At the next station, a bank of machines gave me a complete physical, including a battery of blood tests. (Luckily, the Genetic Privacy Act made it illegal for IOI to sample my DNA.) Then I was given a series of inoculations with an array of automated needle guns that shot me in both shoulders and both a*s cheeks simultaneously.
As I inched forward along the conveyor, flat-screen monitors mounted overhead showed the same ten-minute training film over and over, on an endless loop: “Indentured Servitude: Your Fast Track from Debt to Success!” The cast was made up of D-list television stars who cheerfully spouted corporate propaganda while relating the minutiae of IOI’s indenturement policy. After five viewings, I had every line of the damn thing memorized. By the tenth viewing, I was mouthing the words along with the actors.
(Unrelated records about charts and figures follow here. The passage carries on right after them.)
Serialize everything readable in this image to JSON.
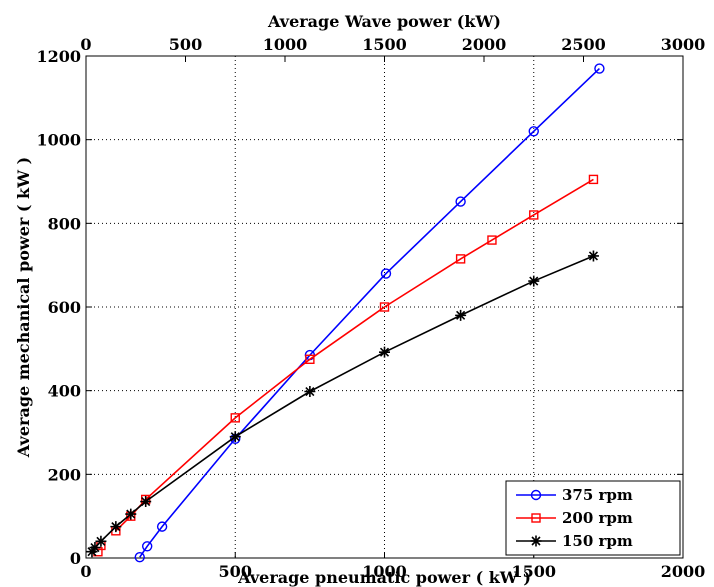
{
  "chart_data": {
    "type": "line",
    "xlabel": "Average pneumatic power ( kW )",
    "ylabel": "Average mechanical power ( kW )",
    "x2label": "Average Wave power (kW)",
    "xlim": [
      0,
      2000
    ],
    "ylim": [
      0,
      1200
    ],
    "x2lim": [
      0,
      3000
    ],
    "xticks": [
      "0",
      "500",
      "1000",
      "1500",
      "2000"
    ],
    "yticks": [
      "0",
      "200",
      "400",
      "600",
      "800",
      "1000",
      "1200"
    ],
    "x2ticks": [
      "0",
      "500",
      "1000",
      "1500",
      "2000",
      "2500",
      "3000"
    ],
    "grid": true,
    "legend_position": "bottom-right",
    "series": [
      {
        "name": "375 rpm",
        "color": "#0000ff",
        "marker": "circle",
        "x": [
          180,
          205,
          255,
          500,
          750,
          1005,
          1255,
          1500,
          1720
        ],
        "y": [
          2,
          28,
          75,
          285,
          485,
          680,
          852,
          1020,
          1170
        ]
      },
      {
        "name": "200 rpm",
        "color": "#ff0000",
        "marker": "square",
        "x": [
          40,
          50,
          100,
          150,
          200,
          500,
          750,
          1000,
          1255,
          1360,
          1500,
          1700
        ],
        "y": [
          15,
          30,
          65,
          100,
          140,
          335,
          475,
          600,
          715,
          760,
          820,
          905
        ],
        "linePoints": [
          2,
          3,
          4,
          5,
          6,
          7,
          8,
          9,
          10,
          11
        ]
      },
      {
        "name": "150 rpm",
        "color": "#000000",
        "marker": "star",
        "x": [
          20,
          30,
          50,
          100,
          150,
          200,
          500,
          750,
          1000,
          1255,
          1500,
          1700
        ],
        "y": [
          15,
          25,
          40,
          75,
          105,
          135,
          290,
          398,
          492,
          580,
          662,
          722
        ]
      }
    ]
  }
}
“What can I expect after I complete my initial processing and get placed in my permanent position?” asked Johnny, the training film’s main character.
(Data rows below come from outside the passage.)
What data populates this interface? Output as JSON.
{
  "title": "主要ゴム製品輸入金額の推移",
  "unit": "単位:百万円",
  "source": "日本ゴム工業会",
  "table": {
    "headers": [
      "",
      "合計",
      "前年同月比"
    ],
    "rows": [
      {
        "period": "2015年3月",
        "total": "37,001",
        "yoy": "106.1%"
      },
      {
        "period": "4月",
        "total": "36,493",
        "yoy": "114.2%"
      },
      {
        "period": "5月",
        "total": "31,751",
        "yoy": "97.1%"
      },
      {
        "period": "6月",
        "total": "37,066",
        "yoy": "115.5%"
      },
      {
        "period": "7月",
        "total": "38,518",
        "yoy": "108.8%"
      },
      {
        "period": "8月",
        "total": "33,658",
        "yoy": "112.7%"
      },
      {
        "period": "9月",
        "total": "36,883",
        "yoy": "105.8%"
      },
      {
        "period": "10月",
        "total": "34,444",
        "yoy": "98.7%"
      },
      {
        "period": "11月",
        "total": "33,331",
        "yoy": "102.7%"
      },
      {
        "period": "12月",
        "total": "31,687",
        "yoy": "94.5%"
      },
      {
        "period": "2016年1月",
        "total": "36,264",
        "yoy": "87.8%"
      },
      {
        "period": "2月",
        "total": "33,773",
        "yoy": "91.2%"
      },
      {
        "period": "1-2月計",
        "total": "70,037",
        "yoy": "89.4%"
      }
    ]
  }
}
You can expect to spend the rest of your life as a corporate slave, Johnny, I thought. But I kept watching as, once again, the helpful IOI Human Resources rep pleasantly told Johnny all about the day-to-day life of an indent.
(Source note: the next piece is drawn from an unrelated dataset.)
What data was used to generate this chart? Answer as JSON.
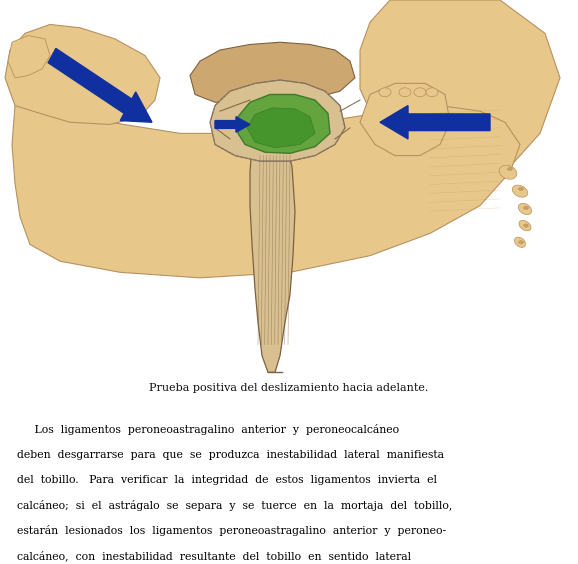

Finally, I reached the last station, where a machine fitted me with a security anklet—a padded metal band that locked around my ankle, just above the joint. According to the training film, this device monitored my physical location and also granted or denied me access to different areas of the IOI office complex. If I tried to escape, remove the anklet, or cause trouble of any kind, the device was capable of delivering a paralyzing electrical shock. If necessary, it could also administer a heavy-duty tranquilizer directly into my bloodstream.
After the anklet was on, another machine clamped a small electronic device onto my right earlobe, piercing it in two locations. I winced in pain and shouted a stream of profanity. I knew from the training film that I’d just been fitted with an OCT. OCT stood for “observation and communication tag.” But most indents just referred to it as “eargear.” It reminded me of the tags environmentalists used to put on endangered animals, to track their movements in the wild. The eargear contained a tiny comlink that allowed the main IOI Human Resources computer to make announcements and issue commands directly into my ear. It also contained a tiny forward-looking camera that let IOI supervisors see whatever was directly in front of me. Surveillance cameras were mounted in every room in the IOI complex, but that apparently wasn’t enough. They also had to mount a camera to the side of every indent’s head.
A few seconds after my eargear was attached and activated, I began to hear the placid monotone of the HR mainframe, droning instructions and other information. The voice drove me nuts at first, but I gradually got used to it. I didn’t have much choice.
As I stepped off the conveyor, the HR computer directed me to a nearby cafeteria that looked like something out of an old prison movie. I was given a lime green tray of food. A tasteless soyburger, a lump of runny mashed potatoes, and some unrecognizable form of cobbler for dessert. I devoured all of it in a few minutes. The HR computer complimented me on my healthy appetite. Then it informed me that I was now permitted to make a five-minute visit to the bathroom. When I came out, I was directed onto an elevator with no buttons or floor indicator. When the doors slid open, I saw the following stenciled on the wall: INDENT HAB—BLOCK 05—TECHSUP REPS.
I shuffled off the elevator and down the carpeted hallway. It was quiet and dark. The only illumination came from small path lighting embedded in the floor. I’d lost track of the time. It seemed like days had passed since I’d been pulled out of my apartment. I was dead on my feet.